思いがけぬ出会いも「ロンドンバス」最高の乗り方 海外渡航歴の長い筆者のオススメとは?
ところが……ローマの道は複雑で、ピアッツァ(広場)から放射状に何本かの道に分かれるパターンが多い。そこでナビゲーションアプリは過ちを繰り返した。
まだ、いろいろな面での精度が低いことはわかっていた。でも、東京ではそこそこ使えていた。なので、ローマでも使えるだろうと考えたのが間違いだった。
ピアッツァから何本かに分かれる道を1本誤ると、とんでもない方に行ってしまう。そんなことを何度も繰り返しているうちに、どんどん時間は経ち、どんどん疲れてくる。
歩くのは好きだし、かなり歩けるとも思っていた。でも、こうなってしまうと楽しいはずもないし、疲れもどっと出てくる。
そこで、潔くナビゲーションアプリを諦め、タクシーを呼び停めればよかったのだが、そうはしなかった。「絶対に歩いて帰ってやる!」と妙に意地を張ってしまった。
で、ますます状況は悪化の一途を。結局、店頭にいた人や地元らしき人にホテル名と住所を見せて……という原始的方法で帰り着いた。2時間程度の楽しい散歩のつもりが、4時間ほどの苦行に変わってしまった。
1990年頃のGPSナビでの体験談
話のついでに、1990年頃……もっとも初期のGPSナビで体験した「すごいナビゲーションぶり!」も、簡単にご紹介しておこう。
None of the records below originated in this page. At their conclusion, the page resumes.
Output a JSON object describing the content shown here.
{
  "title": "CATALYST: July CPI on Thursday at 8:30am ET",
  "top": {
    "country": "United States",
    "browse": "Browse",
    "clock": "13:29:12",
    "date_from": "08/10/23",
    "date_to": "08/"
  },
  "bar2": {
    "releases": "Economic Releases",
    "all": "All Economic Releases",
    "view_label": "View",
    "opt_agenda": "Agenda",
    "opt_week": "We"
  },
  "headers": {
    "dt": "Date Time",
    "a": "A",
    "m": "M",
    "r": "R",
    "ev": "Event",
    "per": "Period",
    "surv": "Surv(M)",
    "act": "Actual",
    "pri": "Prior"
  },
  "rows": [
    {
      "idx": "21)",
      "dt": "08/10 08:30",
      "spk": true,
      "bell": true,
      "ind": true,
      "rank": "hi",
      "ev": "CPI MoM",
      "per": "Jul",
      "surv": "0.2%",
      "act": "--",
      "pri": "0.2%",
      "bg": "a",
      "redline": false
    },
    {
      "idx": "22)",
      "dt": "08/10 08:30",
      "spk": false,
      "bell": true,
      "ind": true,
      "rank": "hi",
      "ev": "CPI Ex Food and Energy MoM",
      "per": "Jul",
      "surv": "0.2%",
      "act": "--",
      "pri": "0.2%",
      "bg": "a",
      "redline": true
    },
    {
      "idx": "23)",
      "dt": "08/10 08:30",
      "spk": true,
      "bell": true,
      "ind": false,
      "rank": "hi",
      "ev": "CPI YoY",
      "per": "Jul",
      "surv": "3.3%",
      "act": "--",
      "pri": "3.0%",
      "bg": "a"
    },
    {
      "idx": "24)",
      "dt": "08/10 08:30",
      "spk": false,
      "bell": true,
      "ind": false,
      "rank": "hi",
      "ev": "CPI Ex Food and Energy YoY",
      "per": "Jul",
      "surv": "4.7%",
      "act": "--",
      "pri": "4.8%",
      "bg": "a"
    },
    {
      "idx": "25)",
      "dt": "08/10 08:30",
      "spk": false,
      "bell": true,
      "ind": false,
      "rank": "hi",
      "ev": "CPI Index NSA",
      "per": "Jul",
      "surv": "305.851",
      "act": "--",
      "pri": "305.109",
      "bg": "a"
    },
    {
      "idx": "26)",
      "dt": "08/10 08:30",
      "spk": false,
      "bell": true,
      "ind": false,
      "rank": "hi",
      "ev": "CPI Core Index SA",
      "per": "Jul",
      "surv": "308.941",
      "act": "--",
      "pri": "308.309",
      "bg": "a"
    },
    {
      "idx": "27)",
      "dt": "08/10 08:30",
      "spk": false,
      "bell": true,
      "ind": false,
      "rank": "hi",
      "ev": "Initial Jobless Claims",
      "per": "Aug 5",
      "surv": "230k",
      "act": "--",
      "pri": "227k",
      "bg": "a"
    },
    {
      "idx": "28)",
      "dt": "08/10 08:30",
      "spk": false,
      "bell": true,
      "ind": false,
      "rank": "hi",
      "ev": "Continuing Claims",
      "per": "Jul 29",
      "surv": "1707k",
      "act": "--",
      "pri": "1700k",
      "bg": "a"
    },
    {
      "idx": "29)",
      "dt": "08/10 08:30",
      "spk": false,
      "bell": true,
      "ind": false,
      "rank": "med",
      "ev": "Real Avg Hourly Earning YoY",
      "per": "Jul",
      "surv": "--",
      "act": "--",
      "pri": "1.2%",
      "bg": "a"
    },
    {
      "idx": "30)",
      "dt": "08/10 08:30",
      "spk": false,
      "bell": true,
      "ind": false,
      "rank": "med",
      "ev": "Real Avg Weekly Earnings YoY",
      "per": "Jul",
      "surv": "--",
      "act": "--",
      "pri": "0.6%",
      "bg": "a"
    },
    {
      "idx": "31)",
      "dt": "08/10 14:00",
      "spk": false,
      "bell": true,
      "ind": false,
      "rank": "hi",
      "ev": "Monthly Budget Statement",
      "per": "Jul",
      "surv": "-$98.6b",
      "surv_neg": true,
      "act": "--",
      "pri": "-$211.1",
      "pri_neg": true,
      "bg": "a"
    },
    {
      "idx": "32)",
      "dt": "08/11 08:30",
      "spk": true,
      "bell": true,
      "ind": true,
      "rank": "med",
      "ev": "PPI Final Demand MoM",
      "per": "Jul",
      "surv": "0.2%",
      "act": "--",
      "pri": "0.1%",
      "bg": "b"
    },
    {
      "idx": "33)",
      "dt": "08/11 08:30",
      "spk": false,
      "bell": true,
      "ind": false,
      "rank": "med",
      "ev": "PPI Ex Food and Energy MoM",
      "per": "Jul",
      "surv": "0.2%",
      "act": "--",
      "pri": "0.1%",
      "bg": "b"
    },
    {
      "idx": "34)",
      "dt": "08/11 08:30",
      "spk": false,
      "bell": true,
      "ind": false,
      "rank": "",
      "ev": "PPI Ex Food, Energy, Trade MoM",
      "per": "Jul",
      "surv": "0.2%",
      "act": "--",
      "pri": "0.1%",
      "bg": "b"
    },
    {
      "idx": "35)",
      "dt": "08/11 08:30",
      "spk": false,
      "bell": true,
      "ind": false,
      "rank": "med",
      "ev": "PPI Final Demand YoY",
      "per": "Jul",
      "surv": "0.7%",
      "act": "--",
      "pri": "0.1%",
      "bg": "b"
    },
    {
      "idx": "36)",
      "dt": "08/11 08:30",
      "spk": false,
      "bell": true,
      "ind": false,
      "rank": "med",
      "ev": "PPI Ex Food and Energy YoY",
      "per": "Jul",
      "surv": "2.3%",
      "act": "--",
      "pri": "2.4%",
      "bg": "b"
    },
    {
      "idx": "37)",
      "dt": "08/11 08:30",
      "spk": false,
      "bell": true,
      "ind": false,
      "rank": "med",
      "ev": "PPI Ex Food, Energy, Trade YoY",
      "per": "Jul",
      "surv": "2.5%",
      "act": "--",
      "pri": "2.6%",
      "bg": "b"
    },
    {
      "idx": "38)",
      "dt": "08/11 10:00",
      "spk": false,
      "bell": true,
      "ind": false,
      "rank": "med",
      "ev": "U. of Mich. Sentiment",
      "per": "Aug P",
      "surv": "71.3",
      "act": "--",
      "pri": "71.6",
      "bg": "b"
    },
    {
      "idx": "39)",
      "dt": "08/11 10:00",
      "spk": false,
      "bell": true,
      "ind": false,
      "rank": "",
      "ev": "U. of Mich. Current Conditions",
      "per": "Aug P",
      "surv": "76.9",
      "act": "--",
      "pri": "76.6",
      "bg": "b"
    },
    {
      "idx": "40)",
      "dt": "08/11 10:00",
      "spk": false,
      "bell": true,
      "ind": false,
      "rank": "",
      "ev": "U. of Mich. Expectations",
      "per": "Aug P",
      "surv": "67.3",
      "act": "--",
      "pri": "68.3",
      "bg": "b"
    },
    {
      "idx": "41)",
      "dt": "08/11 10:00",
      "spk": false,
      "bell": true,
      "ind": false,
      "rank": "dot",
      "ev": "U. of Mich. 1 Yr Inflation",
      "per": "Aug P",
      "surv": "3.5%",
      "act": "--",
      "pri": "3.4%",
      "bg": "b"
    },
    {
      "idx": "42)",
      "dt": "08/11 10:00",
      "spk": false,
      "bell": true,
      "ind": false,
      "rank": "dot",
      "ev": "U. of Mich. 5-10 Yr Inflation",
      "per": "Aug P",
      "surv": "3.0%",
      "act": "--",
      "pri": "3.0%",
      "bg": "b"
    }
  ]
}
「第1世代GPS式カーナビ」装着の試乗車で箱根から東京都心の返却場所に向かった。通いなれた道でナビは不要だったが、性能チェックのため、ナビの指示通りに走った。
当時のGPSの位置精度は100m程度。なので、目的地にピタリ、といかないことはわかっていた。しかし、到着したのは芝浦ふ頭に近いコンテナエリア。酷すぎた。機材に固有の問題でもあったのだろうが、まぁ、そんなことも起こりうる状況だったということだ。
かなり横道にそれたが、ロンドンバスに話を戻そう。
ただ目的地に移動するだけなら、席はどこでもいい。でも、「ロンドンの街を楽しみながら」となれば2階席は必須の条件になる。
さらに「観光目的で乗る」のなら、2階席最前列が特等席。そう、ロンドンバス2階最前列席から眺める光景は、超広角レンズを持ってしても及ばないほどの広がりである。
加えて、高い視点から見るので、同じ景色でも普段とはまったく違って見える。簡単に言えば、目の前がパーッと広がったような「気持ちのいい」見え方なのだ。街の景色を独り占めしているかのような感覚すら受ける。
だから、僕は観光目的で乗るときは、停留所に近づいてくるバスの2階最前列席が空いているかを確かめてから乗る。けっこう空いていることが多い。まぁ、地元の人がわざわざ2階に乗ることはないからだろう。